Rick Haglund in a MLive column entitled Michigan’s economy is running rough and the ‘check engine’ light is flashing details the current reality of the Michigan economy when he writes: “A monthly state labor market study based on October jobs numbers shows that Michigan ranks in the bottom tier of states in important areas such as employment, the labor force participation rate, per capita income and economic output per capita. Forget about Michigan’s unemployment rate, which at 9 percent in October was the third-highest state jobless rate in the country. The real jobless figure in the third quarter of this year ending Sept. 30 was 15.8 percent, according to the state’s Bureau of Labor Market Information and Strategic Initiatives. … But the most worrisome concern is for those who will eventually become the heart of Michigan’s work force—its children. Nearly 560,000 Michigan children—about one in four—were living in poverty in 2011, according to the annual Kids Count report from the Michigan League for Public Policy.” (Emphasis added.)

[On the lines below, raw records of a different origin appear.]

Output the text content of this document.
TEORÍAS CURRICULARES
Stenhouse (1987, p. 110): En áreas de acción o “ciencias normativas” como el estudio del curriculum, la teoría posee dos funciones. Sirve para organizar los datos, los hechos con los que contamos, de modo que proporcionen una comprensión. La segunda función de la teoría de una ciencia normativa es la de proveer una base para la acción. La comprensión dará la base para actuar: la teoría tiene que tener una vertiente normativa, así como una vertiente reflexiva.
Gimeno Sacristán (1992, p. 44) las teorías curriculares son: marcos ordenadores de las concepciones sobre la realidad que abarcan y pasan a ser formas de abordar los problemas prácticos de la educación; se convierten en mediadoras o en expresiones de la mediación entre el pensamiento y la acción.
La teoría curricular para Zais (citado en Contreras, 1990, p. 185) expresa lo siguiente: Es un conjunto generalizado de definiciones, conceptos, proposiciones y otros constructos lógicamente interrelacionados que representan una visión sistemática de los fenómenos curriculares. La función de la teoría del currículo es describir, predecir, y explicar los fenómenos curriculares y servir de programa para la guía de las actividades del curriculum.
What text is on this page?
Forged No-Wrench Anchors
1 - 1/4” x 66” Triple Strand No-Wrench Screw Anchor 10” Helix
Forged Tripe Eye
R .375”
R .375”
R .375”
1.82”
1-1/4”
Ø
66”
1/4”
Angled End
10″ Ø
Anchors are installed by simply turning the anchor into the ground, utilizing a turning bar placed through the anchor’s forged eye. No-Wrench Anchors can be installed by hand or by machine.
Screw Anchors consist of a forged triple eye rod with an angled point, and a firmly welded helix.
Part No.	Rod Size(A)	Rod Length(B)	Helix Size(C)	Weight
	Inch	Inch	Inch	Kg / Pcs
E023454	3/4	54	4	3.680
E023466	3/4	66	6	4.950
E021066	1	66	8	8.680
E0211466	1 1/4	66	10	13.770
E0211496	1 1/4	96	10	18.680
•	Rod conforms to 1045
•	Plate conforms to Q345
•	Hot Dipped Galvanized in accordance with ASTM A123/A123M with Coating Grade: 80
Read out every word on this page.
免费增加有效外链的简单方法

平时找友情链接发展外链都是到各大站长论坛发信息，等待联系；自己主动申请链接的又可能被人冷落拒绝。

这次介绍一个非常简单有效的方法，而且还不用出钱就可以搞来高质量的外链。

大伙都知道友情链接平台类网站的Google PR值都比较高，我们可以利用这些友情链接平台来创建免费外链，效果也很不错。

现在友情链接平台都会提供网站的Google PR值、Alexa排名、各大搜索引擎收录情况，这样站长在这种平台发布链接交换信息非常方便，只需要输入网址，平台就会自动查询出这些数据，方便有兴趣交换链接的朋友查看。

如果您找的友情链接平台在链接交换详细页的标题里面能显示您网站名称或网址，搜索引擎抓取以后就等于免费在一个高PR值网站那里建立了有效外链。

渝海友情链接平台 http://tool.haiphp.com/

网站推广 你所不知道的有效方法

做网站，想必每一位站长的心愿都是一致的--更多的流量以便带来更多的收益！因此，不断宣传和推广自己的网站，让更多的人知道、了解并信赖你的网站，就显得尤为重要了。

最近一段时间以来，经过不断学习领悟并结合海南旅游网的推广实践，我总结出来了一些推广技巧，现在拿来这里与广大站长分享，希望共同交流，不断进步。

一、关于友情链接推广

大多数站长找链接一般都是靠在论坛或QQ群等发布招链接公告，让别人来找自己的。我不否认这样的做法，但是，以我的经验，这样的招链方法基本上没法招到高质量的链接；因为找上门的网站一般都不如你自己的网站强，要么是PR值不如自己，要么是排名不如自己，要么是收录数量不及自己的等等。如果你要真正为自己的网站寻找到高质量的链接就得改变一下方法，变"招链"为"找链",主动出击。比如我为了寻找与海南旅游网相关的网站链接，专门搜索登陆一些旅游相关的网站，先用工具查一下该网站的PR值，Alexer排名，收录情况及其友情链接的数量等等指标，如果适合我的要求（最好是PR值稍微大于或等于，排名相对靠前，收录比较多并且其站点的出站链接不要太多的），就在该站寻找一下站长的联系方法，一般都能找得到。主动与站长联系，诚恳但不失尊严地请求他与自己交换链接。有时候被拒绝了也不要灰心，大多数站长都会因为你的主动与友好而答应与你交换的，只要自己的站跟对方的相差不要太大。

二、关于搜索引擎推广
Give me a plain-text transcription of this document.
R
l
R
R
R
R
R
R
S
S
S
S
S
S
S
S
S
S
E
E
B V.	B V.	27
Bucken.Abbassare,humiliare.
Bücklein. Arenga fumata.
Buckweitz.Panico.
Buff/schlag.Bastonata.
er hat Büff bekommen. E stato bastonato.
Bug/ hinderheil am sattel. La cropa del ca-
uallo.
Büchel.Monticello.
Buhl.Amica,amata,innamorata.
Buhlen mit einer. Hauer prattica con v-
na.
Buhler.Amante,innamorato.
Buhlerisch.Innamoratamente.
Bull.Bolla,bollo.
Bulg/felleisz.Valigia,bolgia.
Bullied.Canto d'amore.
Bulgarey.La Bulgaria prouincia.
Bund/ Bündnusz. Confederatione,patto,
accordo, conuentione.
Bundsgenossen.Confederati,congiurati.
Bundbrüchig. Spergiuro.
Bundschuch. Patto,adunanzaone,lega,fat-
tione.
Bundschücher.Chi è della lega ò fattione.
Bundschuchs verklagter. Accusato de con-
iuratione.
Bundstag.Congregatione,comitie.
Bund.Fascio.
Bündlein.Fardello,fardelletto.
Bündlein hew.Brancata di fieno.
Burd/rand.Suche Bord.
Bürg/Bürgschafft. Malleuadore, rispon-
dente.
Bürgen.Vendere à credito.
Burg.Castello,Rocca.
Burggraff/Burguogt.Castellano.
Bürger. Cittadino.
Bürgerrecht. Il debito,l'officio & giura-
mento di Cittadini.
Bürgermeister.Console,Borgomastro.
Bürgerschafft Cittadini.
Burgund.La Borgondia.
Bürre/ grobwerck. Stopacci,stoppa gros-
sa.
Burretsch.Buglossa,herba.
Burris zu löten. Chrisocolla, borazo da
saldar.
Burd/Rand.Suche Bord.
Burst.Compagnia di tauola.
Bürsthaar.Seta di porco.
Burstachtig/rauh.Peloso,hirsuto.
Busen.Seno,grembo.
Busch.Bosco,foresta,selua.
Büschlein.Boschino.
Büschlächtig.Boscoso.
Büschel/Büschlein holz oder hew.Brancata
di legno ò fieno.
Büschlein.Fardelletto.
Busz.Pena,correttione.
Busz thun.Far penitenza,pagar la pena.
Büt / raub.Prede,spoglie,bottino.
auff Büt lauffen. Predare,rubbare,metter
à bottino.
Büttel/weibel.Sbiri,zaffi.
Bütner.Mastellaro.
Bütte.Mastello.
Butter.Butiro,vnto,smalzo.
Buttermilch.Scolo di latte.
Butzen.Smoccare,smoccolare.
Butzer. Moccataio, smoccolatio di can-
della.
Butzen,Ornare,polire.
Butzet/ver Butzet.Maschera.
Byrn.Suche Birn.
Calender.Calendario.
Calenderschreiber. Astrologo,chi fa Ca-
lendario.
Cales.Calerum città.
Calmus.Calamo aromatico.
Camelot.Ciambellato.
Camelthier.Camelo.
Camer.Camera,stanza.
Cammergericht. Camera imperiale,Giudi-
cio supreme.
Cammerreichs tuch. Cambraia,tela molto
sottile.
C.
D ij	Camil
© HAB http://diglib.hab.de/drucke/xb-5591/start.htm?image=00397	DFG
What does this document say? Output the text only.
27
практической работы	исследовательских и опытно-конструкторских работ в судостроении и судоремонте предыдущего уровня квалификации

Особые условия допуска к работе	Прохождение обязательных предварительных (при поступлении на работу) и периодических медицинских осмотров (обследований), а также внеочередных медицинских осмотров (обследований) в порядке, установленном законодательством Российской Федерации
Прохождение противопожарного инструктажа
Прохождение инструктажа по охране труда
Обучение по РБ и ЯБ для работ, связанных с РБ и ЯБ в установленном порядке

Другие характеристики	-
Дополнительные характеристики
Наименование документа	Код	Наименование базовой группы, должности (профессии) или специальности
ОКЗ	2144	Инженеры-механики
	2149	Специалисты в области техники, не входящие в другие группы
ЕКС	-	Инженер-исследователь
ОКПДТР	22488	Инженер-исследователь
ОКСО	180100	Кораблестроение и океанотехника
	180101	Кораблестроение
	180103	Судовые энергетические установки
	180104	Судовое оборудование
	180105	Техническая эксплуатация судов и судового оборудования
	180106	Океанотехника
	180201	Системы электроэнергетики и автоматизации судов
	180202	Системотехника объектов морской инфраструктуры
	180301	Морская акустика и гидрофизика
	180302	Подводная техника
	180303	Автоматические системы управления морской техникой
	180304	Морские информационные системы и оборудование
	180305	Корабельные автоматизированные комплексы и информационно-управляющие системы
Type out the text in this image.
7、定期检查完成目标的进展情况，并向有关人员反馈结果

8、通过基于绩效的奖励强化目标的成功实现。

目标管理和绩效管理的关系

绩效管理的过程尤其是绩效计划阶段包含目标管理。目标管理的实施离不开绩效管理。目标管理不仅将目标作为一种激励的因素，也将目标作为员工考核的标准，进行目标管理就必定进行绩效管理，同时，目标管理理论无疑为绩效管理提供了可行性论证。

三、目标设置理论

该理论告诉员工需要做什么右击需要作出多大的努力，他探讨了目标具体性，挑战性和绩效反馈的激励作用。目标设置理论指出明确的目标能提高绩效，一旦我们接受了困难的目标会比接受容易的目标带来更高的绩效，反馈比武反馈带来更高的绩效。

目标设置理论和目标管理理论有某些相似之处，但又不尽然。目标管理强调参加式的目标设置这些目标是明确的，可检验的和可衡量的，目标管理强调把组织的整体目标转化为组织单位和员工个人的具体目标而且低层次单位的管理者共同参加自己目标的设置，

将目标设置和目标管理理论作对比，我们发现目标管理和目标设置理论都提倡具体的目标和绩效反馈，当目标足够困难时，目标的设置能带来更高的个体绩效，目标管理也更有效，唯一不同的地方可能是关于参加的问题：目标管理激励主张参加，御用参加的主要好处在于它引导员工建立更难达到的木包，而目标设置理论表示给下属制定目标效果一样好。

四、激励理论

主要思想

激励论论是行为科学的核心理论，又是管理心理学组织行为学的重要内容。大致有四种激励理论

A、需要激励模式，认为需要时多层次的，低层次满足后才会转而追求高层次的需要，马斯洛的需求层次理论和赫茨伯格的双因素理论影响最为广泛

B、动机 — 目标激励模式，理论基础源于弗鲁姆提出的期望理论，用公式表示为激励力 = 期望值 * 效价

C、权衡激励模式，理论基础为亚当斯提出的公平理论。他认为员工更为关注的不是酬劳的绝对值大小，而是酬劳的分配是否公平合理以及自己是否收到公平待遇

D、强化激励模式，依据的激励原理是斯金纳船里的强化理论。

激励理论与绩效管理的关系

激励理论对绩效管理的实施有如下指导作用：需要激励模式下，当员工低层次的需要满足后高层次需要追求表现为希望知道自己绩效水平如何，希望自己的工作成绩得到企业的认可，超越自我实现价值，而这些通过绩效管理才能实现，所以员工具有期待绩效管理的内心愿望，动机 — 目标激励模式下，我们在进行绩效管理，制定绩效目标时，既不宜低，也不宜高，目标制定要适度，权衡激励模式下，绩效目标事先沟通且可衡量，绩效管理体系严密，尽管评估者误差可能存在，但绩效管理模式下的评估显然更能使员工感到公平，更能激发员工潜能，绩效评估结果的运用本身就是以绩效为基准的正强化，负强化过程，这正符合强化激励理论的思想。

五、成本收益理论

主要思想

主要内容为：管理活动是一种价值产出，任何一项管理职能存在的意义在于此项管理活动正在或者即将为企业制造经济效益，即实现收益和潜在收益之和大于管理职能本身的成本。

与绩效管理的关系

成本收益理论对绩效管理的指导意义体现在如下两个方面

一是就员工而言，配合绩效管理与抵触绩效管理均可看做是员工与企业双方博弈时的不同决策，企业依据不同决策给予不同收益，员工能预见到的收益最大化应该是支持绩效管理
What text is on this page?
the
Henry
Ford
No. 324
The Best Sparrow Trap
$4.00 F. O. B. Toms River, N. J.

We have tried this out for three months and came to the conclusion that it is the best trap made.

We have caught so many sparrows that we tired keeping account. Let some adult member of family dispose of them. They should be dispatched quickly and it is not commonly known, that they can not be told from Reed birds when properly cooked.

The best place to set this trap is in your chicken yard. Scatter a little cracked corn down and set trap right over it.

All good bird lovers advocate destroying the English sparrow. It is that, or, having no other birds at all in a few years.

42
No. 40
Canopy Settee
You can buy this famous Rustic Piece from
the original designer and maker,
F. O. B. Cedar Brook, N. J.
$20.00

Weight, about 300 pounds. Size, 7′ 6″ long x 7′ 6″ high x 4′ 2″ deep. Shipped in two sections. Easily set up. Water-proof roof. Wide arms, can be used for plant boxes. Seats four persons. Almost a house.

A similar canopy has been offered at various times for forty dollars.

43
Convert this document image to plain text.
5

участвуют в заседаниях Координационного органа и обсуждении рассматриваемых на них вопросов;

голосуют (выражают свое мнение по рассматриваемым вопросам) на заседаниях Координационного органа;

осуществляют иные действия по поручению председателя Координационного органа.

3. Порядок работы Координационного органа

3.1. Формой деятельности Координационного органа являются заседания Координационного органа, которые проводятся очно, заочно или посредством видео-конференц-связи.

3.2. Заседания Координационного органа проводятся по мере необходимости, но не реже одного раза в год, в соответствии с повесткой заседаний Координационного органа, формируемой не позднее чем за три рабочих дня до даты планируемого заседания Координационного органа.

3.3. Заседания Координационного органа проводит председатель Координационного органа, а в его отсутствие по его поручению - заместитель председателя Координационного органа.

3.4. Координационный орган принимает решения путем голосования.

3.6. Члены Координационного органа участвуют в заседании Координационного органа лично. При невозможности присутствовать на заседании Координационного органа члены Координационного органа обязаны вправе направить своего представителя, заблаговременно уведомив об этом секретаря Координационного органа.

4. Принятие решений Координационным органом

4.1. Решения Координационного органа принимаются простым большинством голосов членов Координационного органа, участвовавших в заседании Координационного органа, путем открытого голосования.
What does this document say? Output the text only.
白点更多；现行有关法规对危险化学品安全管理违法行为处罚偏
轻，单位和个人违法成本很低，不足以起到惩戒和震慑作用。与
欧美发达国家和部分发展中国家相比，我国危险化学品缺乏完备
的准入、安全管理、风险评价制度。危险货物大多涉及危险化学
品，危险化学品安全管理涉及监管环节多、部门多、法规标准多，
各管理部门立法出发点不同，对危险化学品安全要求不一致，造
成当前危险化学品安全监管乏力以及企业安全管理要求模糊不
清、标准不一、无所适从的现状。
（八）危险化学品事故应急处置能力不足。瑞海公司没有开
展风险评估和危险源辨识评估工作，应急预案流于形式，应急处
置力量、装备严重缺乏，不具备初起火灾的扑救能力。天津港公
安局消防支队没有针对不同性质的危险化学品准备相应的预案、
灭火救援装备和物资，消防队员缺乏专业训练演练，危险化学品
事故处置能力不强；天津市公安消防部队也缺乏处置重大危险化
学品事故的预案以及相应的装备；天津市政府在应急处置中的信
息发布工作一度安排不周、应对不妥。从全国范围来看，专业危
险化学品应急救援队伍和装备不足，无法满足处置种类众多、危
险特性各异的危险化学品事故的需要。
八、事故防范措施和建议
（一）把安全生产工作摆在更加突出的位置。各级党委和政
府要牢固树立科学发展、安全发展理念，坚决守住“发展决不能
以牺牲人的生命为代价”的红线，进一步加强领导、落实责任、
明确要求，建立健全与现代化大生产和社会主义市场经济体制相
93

2014, of course, is an election year. We will be inundated from both sides on how well the Michigan economy has performed since the last election. But if you care about whether Michiganders have a job that enables them to pay the bills and save for their retirement and their kids college, the best way to measure economic progress is over an entire economic cycle. Normally from peak to peak. The best year in the previous expansion to the best year in the current expansion. The peak of the last cycle was 2007, not 2010 (the last election for Governor). Peak to peak comparisons allows you to focus on structural, rather than cyclical, trends. How well positioned is a state (or any geography) to compete economically over the long term.
The Hamilton Project of the Brookings Institution does a monthly calculation of the job gap by state from the inception of the Great Recession until today. It measures the number of jobs each state needs to create to get back to the same share of the adult population working as in November 2007, the month before the onset of the Great Recession. Its one of––if not the best––measure of how well Michigan has performed from 2007-2013.
The answer: not well at all. Michigan’s job gap in October 2013 is 384,000. That is the number of jobs Michigan would need to add just to have the same proportion of adults working today as in November 2007. The employment to population ratio in Michigan has declined from 59.8 percent to 54.9 percent. We rank 43rd in the proportion of adults employed. The only states worse than us: Alabama, Arizona, Arkansas, Mississippi, New Mexico, South Carolina and West Virginia. If your goal is a prosperous economy this is not a list states you want to be grouped with.
By contrast, Minnesota, the Great Lakes states with the best economy, has seen its employment to population ratio decline from 68.7 percent to 66.7 percent and has a job gap of 85,000. That is the kind of economy you want: a place with a high proportion of adults working in both good times and bad. For Michigan to have the same proportion of adults working as Minnesota, 925,000 more Michiganders would need to working today. You read that right: to be competitive with the best Great Lakes state Michigan needs to have nearly a million more jobs.
Add to that current economic reality the job growth projections for the next decade we explored in our last post––Michigan projected to be 49th in job growth for another decade––its clearly not time for either victory laps or a celebration.